Thomas followed his gaze. Noll Melchthal sat on top of a table, deep in conversation with two young men standing near one end. But Thomas only gave them a cursory glance, and found his eyes settling instead on Seraina, who sat amongst a group of children at the far end of the table. She was helping them carve lanterns out of giant beets, which the children would later parade through the nearby woods to chase away bad spirits.
“He has been talking a lot of sense lately. ‘Specially for one so young.”
“Who?”
“The Melchthal lad. You hearing me, Thomi?”
Thomas turned his head towards Pirmin and his eyes followed, eventually.
“He is a good talker all right,” Thomas said. “I will give him that. But Noll Melchthal is nothing more than a rabble-rouser. Men will die at his feet if they walk with him.

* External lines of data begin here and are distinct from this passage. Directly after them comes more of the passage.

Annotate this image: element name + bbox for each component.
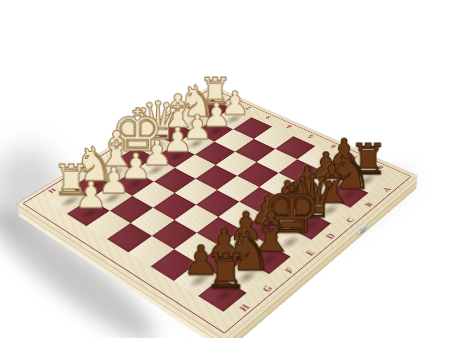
piece-white-pawn[interactable]: ♟ <box>74 177 107 214</box>
coordinate-text: 3 <box>264 115 273 120</box>
metal-latch <box>359 221 367 233</box>
chess-board: HGFEDCBA1♜♞♝♚♛♝♞♜12♟♟♟♟♟♟♟♟2334455667♟♟♟… <box>17 86 418 338</box>
coordinate-text: B <box>363 201 375 208</box>
piece-black-rook[interactable]: ♜ <box>204 248 247 296</box>
coordinate-text: A <box>381 186 393 193</box>
coordinate-text: G <box>261 284 275 293</box>
scene: HGFEDCBA1♜♞♝♚♛♝♞♜12♟♟♟♟♟♟♟♟2334455667♟♟♟… <box>0 0 450 338</box>
coordinate-text: H <box>238 303 252 313</box>
coordinate-text: 4 <box>284 124 293 129</box>
coordinate-text: C <box>344 216 357 224</box>
coordinate-text: F <box>283 267 296 275</box>
coordinate-text: D <box>324 232 337 240</box>
photo-background: HGFEDCBA1♜♞♝♚♛♝♞♜12♟♟♟♟♟♟♟♟2334455667♟♟♟… <box>0 0 450 338</box>
coordinate-text: 5 <box>306 134 315 140</box>
chess-board-3d: HGFEDCBA1♜♞♝♚♛♝♞♜12♟♟♟♟♟♟♟♟2334455667♟♟♟… <box>17 86 418 338</box>
coordinate-text: E <box>304 249 317 257</box>
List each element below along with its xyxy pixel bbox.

Almost saw it happen last week.” He remembered the young boy with the crossbow bolt in his back. Shaking his head he raised his mug to his lips.
“I know. He told me.”
Thomas lowered his mug without drinking. “Just how much time have you and Noll been spending together?”
Pirmin’s face was shadowed in the low light of early evening, but Thomas saw a familiar glint in his eyes. “Ever been to Einsiedeln, Thomi?”